After deploying a new VMware Cloud Foundation (VCF) Workload Domain using the VCF Holodeck Toolkit, which leverages Nested ESXi, I noticed the vSphere Cluster Services (vCLS) VMs kept failing to power on and threw the following error message:
No host is compatible with the virtual machine
I thought this was quite strange, especially since the vCLS VMs ran fine when the VCF Management Domain was setup.
UPDATE (07/03/2024) - The reason for the vCLS error is actually due to the miss-configuration of the Nested ESXi VM created by VCF Holodeck Toolkit, please see this blog post for an easier fix.

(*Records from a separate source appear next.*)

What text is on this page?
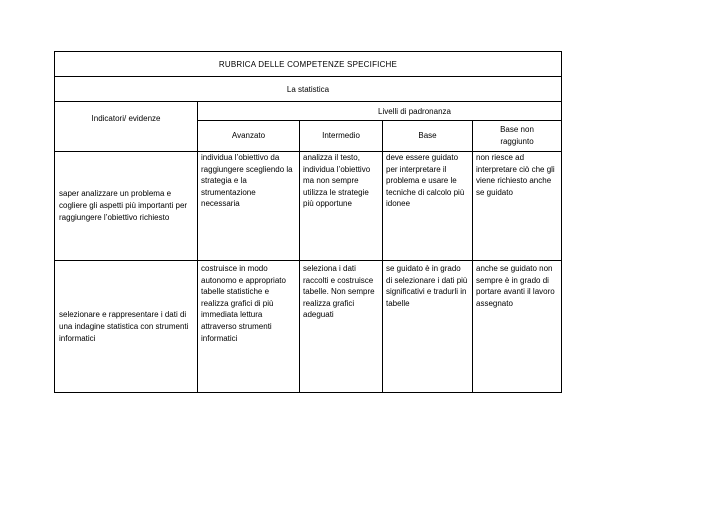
RUBRICA DELLE COMPETENZE SPECIFICHE				
La statistica				
Indicatori/ evidenze	Livelli di padronanza			
	Avanzato	Intermedio	Base	Base non raggiunto
saper analizzare un problema e cogliere gli aspetti più importanti per raggiungere l’obiettivo richiesto	individua l’obiettivo da raggiungere scegliendo la strategia e la strumentazione necessaria	analizza il testo, individua l’obiettivo ma non sempre utilizza le strategie più opportune	deve essere guidato per interpretare il problema e usare le tecniche di calcolo più idonee	non riesce ad interpretare ciò che gli viene richiesto anche se guidato
selezionare e rappresentare i dati di una indagine statistica con strumenti informatici	costruisce in modo autonomo e appropriato tabelle statistiche e realizza grafici di più immediata lettura attraverso strumenti informatici	seleziona i dati raccolti e costruisce tabelle. Non sempre realizza grafici adeguati	se guidato è in grado di selezionare i dati più significativi e tradurli in tabelle	anche se guidato non sempre è in grado di portare avanti il lavoro assegnato
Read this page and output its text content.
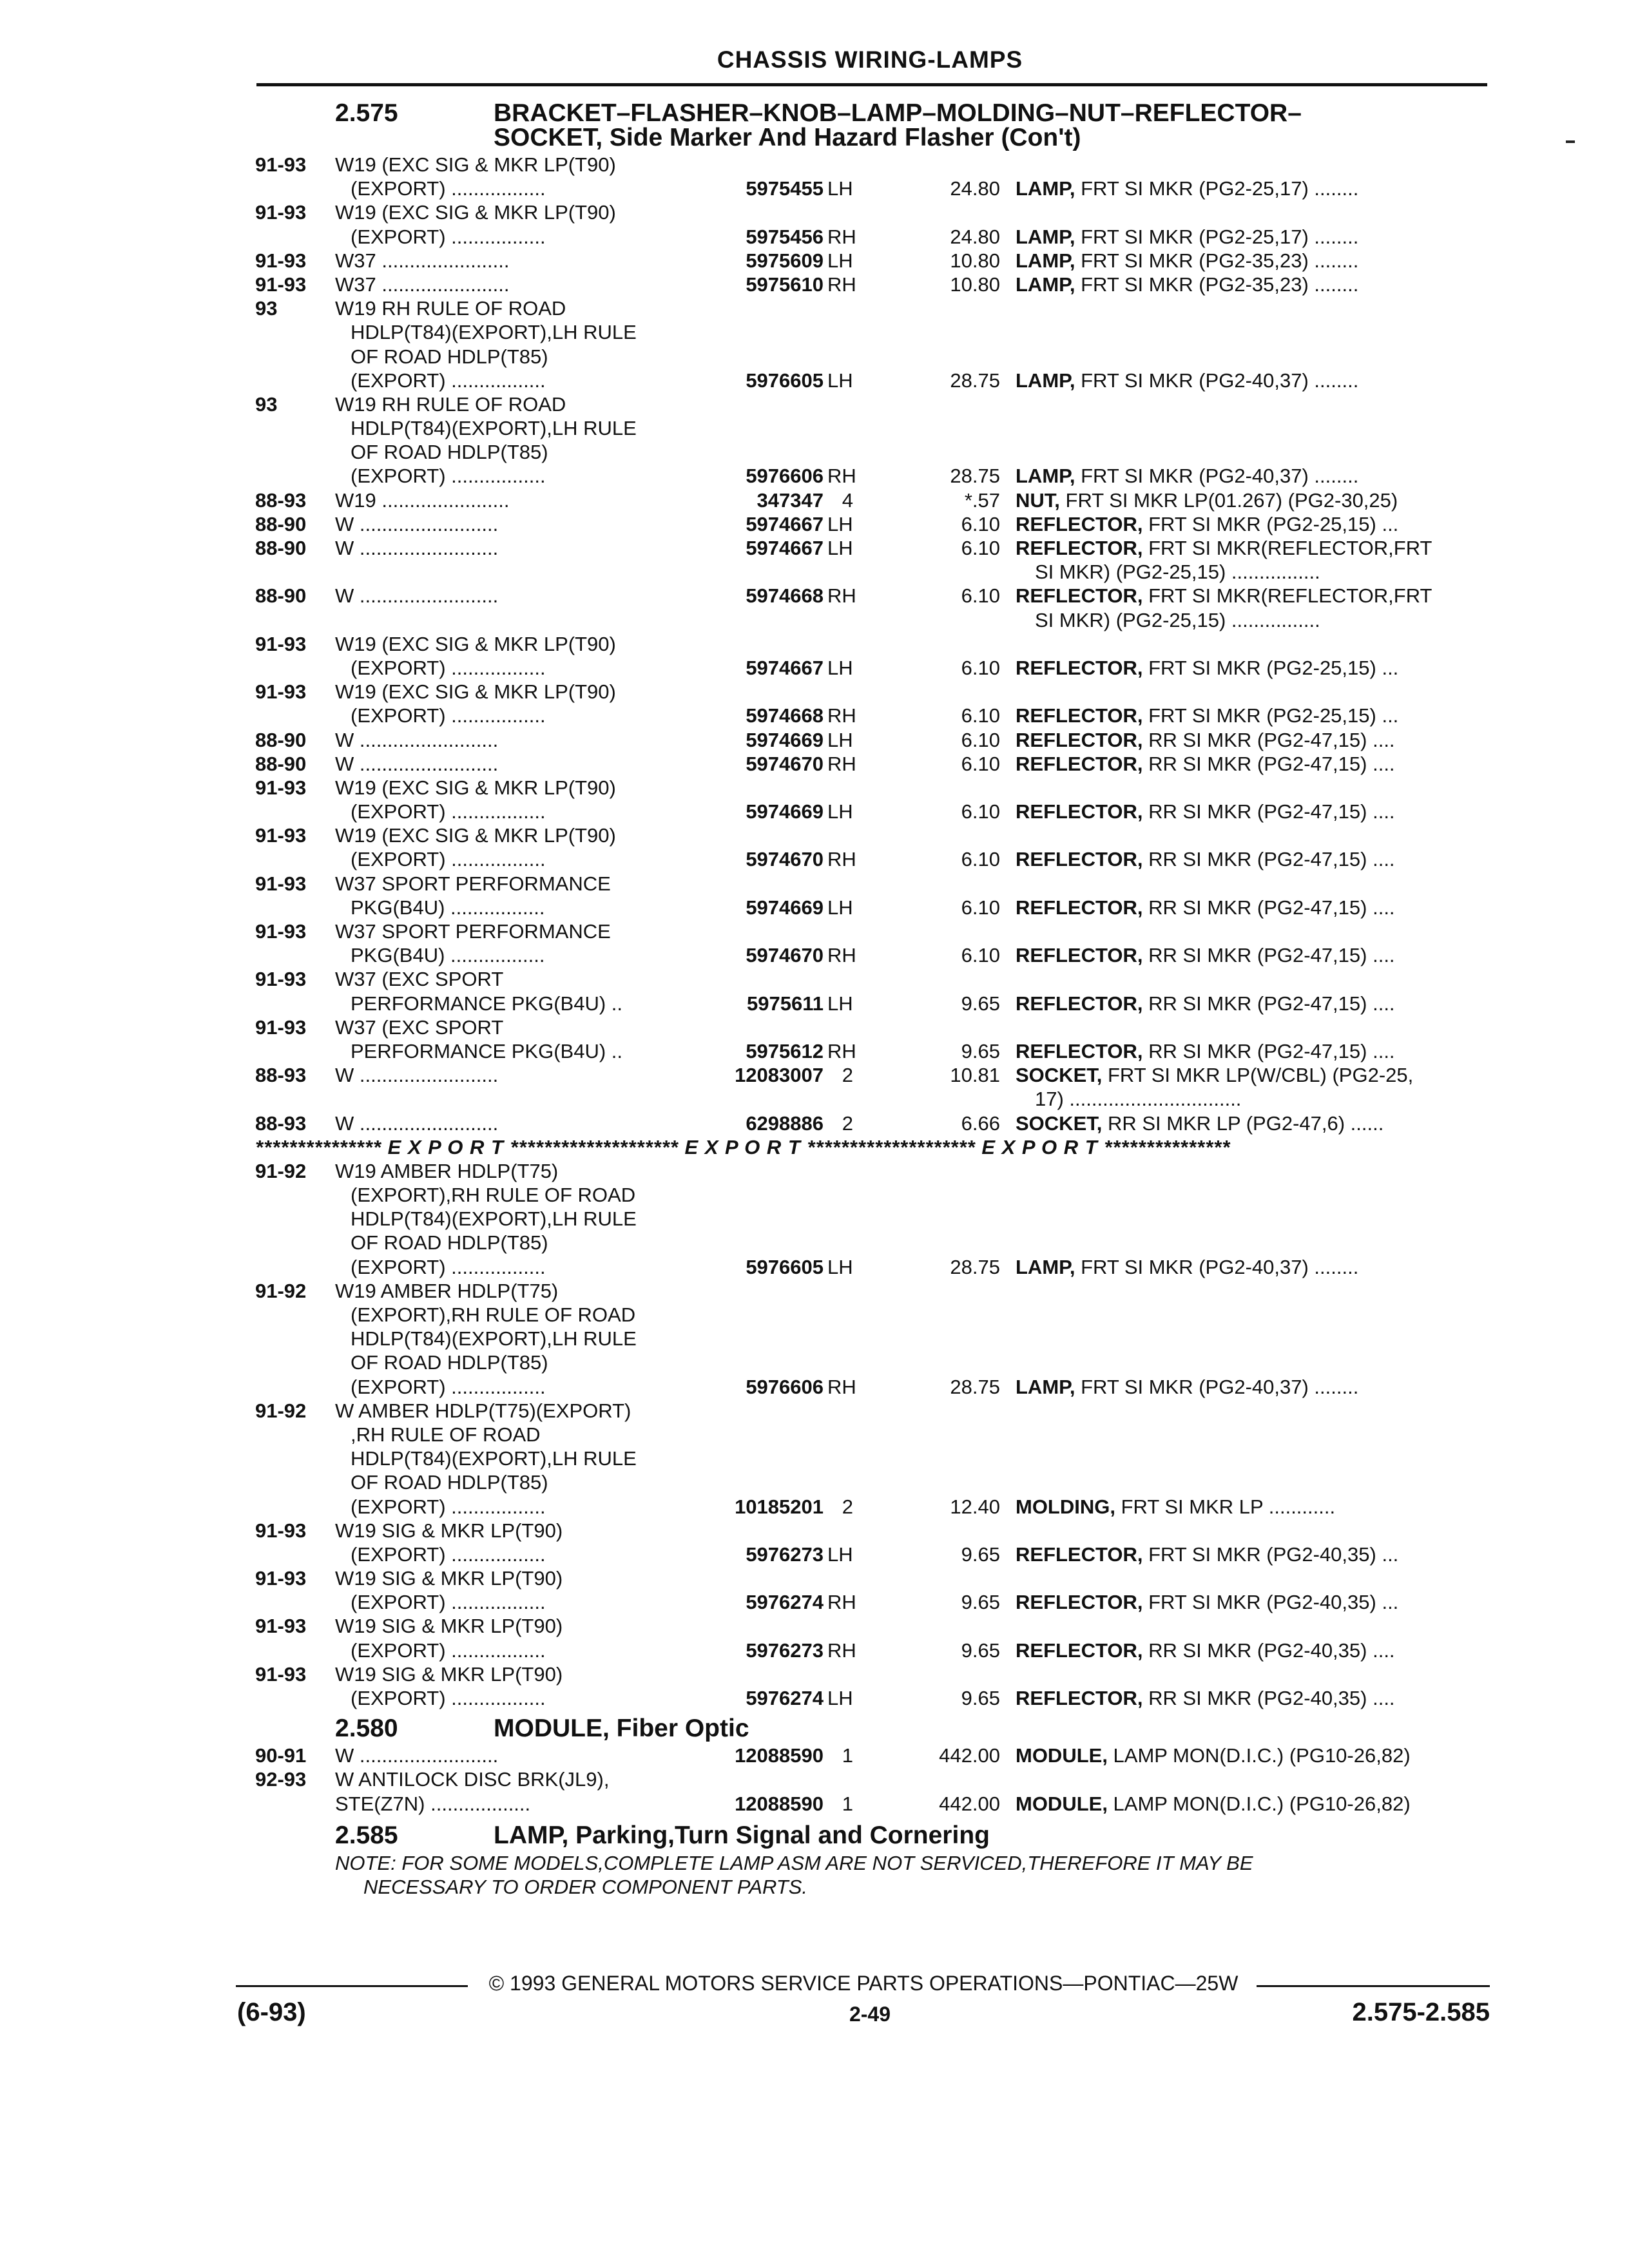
CHASSIS WIRING-LAMPS
2.575	BRACKET–FLASHER–KNOB–LAMP–MOLDING–NUT–REFLECTOR–
SOCKET, Side Marker And Hazard Flasher (Con't)
91-93 W19 (EXC SIG & MKR LP(T90)
(EXPORT) .................	5975455 LH	24.80 LAMP, FRT SI MKR (PG2-25,17) ........
91-93 W19 (EXC SIG & MKR LP(T90)
(EXPORT) .................	5975456 RH	24.80 LAMP, FRT SI MKR (PG2-25,17) ........
91-93 W37 .......................	5975609 LH	10.80 LAMP, FRT SI MKR (PG2-35,23) ........
91-93 W37 .......................	5975610 RH	10.80 LAMP, FRT SI MKR (PG2-35,23) ........
93	W19 RH RULE OF ROAD
HDLP(T84)(EXPORT),LH RULE
OF ROAD HDLP(T85)
(EXPORT) .................	5976605 LH	28.75 LAMP, FRT SI MKR (PG2-40,37) ........
93	W19 RH RULE OF ROAD
HDLP(T84)(EXPORT),LH RULE
OF ROAD HDLP(T85)
(EXPORT) .................	5976606 RH	28.75 LAMP, FRT SI MKR (PG2-40,37) ........
88-93 W19 .......................	347347 4	*.57 NUT, FRT SI MKR LP(01.267) (PG2-30,25)
88-90 W .........................	5974667 LH	6.10 REFLECTOR, FRT SI MKR (PG2-25,15) ...
88-90 W .........................	5974667 LH	6.10 REFLECTOR, FRT SI MKR(REFLECTOR,FRT
SI MKR) (PG2-25,15) ................
88-90 W .........................	5974668 RH	6.10 REFLECTOR, FRT SI MKR(REFLECTOR,FRT
SI MKR) (PG2-25,15) ................
91-93 W19 (EXC SIG & MKR LP(T90)
(EXPORT) .................	5974667 LH	6.10 REFLECTOR, FRT SI MKR (PG2-25,15) ...
91-93 W19 (EXC SIG & MKR LP(T90)
(EXPORT) .................	5974668 RH	6.10 REFLECTOR, FRT SI MKR (PG2-25,15) ...
88-90 W .........................	5974669 LH	6.10 REFLECTOR, RR SI MKR (PG2-47,15) ....
88-90 W .........................	5974670 RH	6.10 REFLECTOR, RR SI MKR (PG2-47,15) ....
91-93 W19 (EXC SIG & MKR LP(T90)
(EXPORT) .................	5974669 LH	6.10 REFLECTOR, RR SI MKR (PG2-47,15) ....
91-93 W19 (EXC SIG & MKR LP(T90)
(EXPORT) .................	5974670 RH	6.10 REFLECTOR, RR SI MKR (PG2-47,15) ....
91-93 W37 SPORT PERFORMANCE
PKG(B4U) .................	5974669 LH	6.10 REFLECTOR, RR SI MKR (PG2-47,15) ....
91-93 W37 SPORT PERFORMANCE
PKG(B4U) .................	5974670 RH	6.10 REFLECTOR, RR SI MKR (PG2-47,15) ....
91-93 W37 (EXC SPORT
PERFORMANCE PKG(B4U) ..	5975611 LH	9.65 REFLECTOR, RR SI MKR (PG2-47,15) ....
91-93 W37 (EXC SPORT
PERFORMANCE PKG(B4U) ..	5975612 RH	9.65 REFLECTOR, RR SI MKR (PG2-47,15) ....
88-93 W .........................	12083007 2	10.81 SOCKET, FRT SI MKR LP(W/CBL) (PG2-25,
17) ...............................
88-93 W .........................	6298886 2	6.66 SOCKET, RR SI MKR LP (PG2-47,6) ......
*************** E X P O R T ******************** E X P O R T ******************** E X P O R T ***************
91-92 W19 AMBER HDLP(T75)
(EXPORT),RH RULE OF ROAD
HDLP(T84)(EXPORT),LH RULE
OF ROAD HDLP(T85)
(EXPORT) .................	5976605 LH	28.75 LAMP, FRT SI MKR (PG2-40,37) ........
91-92 W19 AMBER HDLP(T75)
(EXPORT),RH RULE OF ROAD
HDLP(T84)(EXPORT),LH RULE
OF ROAD HDLP(T85)
(EXPORT) .................	5976606 RH	28.75 LAMP, FRT SI MKR (PG2-40,37) ........
91-92 W AMBER HDLP(T75)(EXPORT)
,RH RULE OF ROAD
HDLP(T84)(EXPORT),LH RULE
OF ROAD HDLP(T85)
(EXPORT) .................	10185201 2	12.40 MOLDING, FRT SI MKR LP ............
91-93 W19 SIG & MKR LP(T90)
(EXPORT) .................	5976273 LH	9.65 REFLECTOR, FRT SI MKR (PG2-40,35) ...
91-93 W19 SIG & MKR LP(T90)
(EXPORT) .................	5976274 RH	9.65 REFLECTOR, FRT SI MKR (PG2-40,35) ...
91-93 W19 SIG & MKR LP(T90)
(EXPORT) .................	5976273 RH	9.65 REFLECTOR, RR SI MKR (PG2-40,35) ....
91-93 W19 SIG & MKR LP(T90)
(EXPORT) .................	5976274 LH	9.65 REFLECTOR, RR SI MKR (PG2-40,35) ....
2.580	MODULE, Fiber Optic
90-91 W .........................	12088590 1	442.00 MODULE, LAMP MON(D.I.C.) (PG10-26,82)
92-93 W ANTILOCK DISC BRK(JL9),
STE(Z7N) ..................	12088590 1	442.00 MODULE, LAMP MON(D.I.C.) (PG10-26,82)
2.585	LAMP, Parking,Turn Signal and Cornering
NOTE: FOR SOME MODELS,COMPLETE LAMP ASM ARE NOT SERVICED,THEREFORE IT MAY BE
NECESSARY TO ORDER COMPONENT PARTS.
© 1993 GENERAL MOTORS SERVICE PARTS OPERATIONS—PONTIAC—25W
(6-93)	2-49	2.575-2.585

Looking at the vmware.log for the vCLS VM, I quickly found the issue where the VM expects to have the MWAIT CPU instruction exposed:
2024-03-19T16:35:35.736Z In(05)+ vmx - Power on failure messages: Feature 'cpuid.mwait' was 0, but must be 0x1.
2024-03-19T16:35:35.736Z In(05)+ vmx - Module 'FeatureCompatLate' power on failed.
2024-03-19T16:35:35.736Z In(05)+ vmx - Failed to start the virtual machine.
I figure I was probably not the first person to run into this and asked Ben Sier, who works on Holodeck and indeed he ran into this before. It looks like with newer vSphere releases, it expects to configure Per-VM EVC but the vCLS VM may not function properly within a Nested ESXI environment. Luckily, Ben has a workaround that we can quickly use.
Step 1 - We first need to upgrade the ESXi VM Compatibility (vHW) of the vCLS VMs to the latest version (should be v14 if you are using VCF 5.1 or 8.0 Update 2). While you can adjust the default permissions for the administrator[at]vsphere[dot]local account, I decided to take a simpler approach by just going directly to the ESXi host which is managing the vCLS VM. Right click on the VM and then click on Upgrade VM Compatibility.
If you wanted to automate this, here is a quick PowerCLI snippet that can be used:
Connect-VIServer -Server esxi-5.vcf.sddc.lab -User root -Password VMware123! $vm = Get-VM "vCLS-71c8890f-af95-4e16-89d7-6761859b04a2" $vm | Set-VM -Version v14 -Confirm:$false Disconnect-VIServer * -Confirm:$false
Step 2 - Finally, log back into your vCenter Server and then enable the Per-VM EVC configuration but set it to disabled. In a few seconds, you should notice that the vCLS VM can now be successfully powered on and will enable Per-VM EVC automatically.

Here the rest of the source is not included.